Advancements in Explainable AI (XAI) for Bug Triage Systems

The inherent "black box" nature of LLMs poses challenges for interpretability in critical applications 20. However, progress is being made in utilizing LLMs to produce structured, domain-relevant explanations that align with classical interpretability methods 21. This capability significantly enhances transparency and trustworthiness, making advanced threat detection more accessible and providing clearer, more justifiable alerts, particularly for non-expert users in small and medium-sized enterprises (SMEs) 21. The reliability of these LLM-generated explanations is an ongoing area of research, as these models can produce plausible yet factually incorrect information, commonly referred to as "hallucinations" 21. Addressing this issue is critical for constructing trustworthy LLM-based cybersecurity solutions 21.

Utilization of Transfer Learning and Multi-modal Agent Systems

Transfer Learning: Fine-tuning pre-trained models on domain-specific data has become a widespread strategy in LLM applications for both bug triage and code verification 20. Techniques like Parameter-Efficient Fine-Tuning (PEFT), specifically Low-Rank Adaptation (LoRA), facilitate efficient fine-tuning with reduced computational overhead while preserving the original model's representational capacity 18. This fine-tuning is crucial for adapting LLMs to specific bug detection tasks, enabling the identification of errors even in the absence of specific test cases by leveraging annotated datasets 19.

Multi-modal Agent Systems: While the provided research does not extensively detail explicit "multi-modal agent systems," the emerging concept of "hybrid approaches" and integration with other tools points towards similar functionalities.
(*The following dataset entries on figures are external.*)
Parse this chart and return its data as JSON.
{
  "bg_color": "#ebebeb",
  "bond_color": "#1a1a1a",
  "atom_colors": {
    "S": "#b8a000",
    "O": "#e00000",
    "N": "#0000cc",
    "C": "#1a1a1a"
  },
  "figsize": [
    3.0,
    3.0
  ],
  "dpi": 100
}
Future research directions propose combining LLM ranking with graph-derived priors or developer profile embeddings—which could encompass diverse data like expertise, components, and recency—to refine candidate sets and improve Top-1 assignment accuracy 18. LLMs are also being integrated with traditional static analyzers and formal verification tools to enhance their capabilities 20. Agentic approaches are recognized as a key strategy in code verification 20. Tools like PentestGPT exemplify agentic architectures through self-interacting modules (inference, generation, parsing) that share intermediate results in a recursive feedback cycle to tackle complex tasks such as penetration testing 19.

Latest Trends Regarding Ethical Considerations and Bias in Automated Triage Systems

The use of real bug reports and developer identifiers sourced from publicly available issue trackers raises significant ethical considerations within automated triage systems 18. A major concern is the susceptibility of LLMs to adversarial attacks, which include prompt injection, jailbreaking attacks, data poisoning, and backdoor attacks 19. Ethical risks also extend to "dual-use" scenarios, where models designed for defensive purposes could potentially be exploited for offensive actions, alongside structural biases and privacy risks inherent in data processing 19. To mitigate these risks, it is imperative to implement robust safeguards such as access controls, rely on carefully audited datasets, employ output filtering mechanisms, and adhere strictly to responsible AI frameworks 19. The potential for LLMs to generate "hallucinations"—plausible but factually incorrect information—also poses a considerable risk, especially when providing explanations for security alerts, necessitating robust mechanisms to ensure accuracy and prevent misleading information 21. Observed biases, such as political bias found in models like ChatGPT, underscore the continuous need for vigilant monitoring and ethical balancing in the deployment of these advanced systems 19.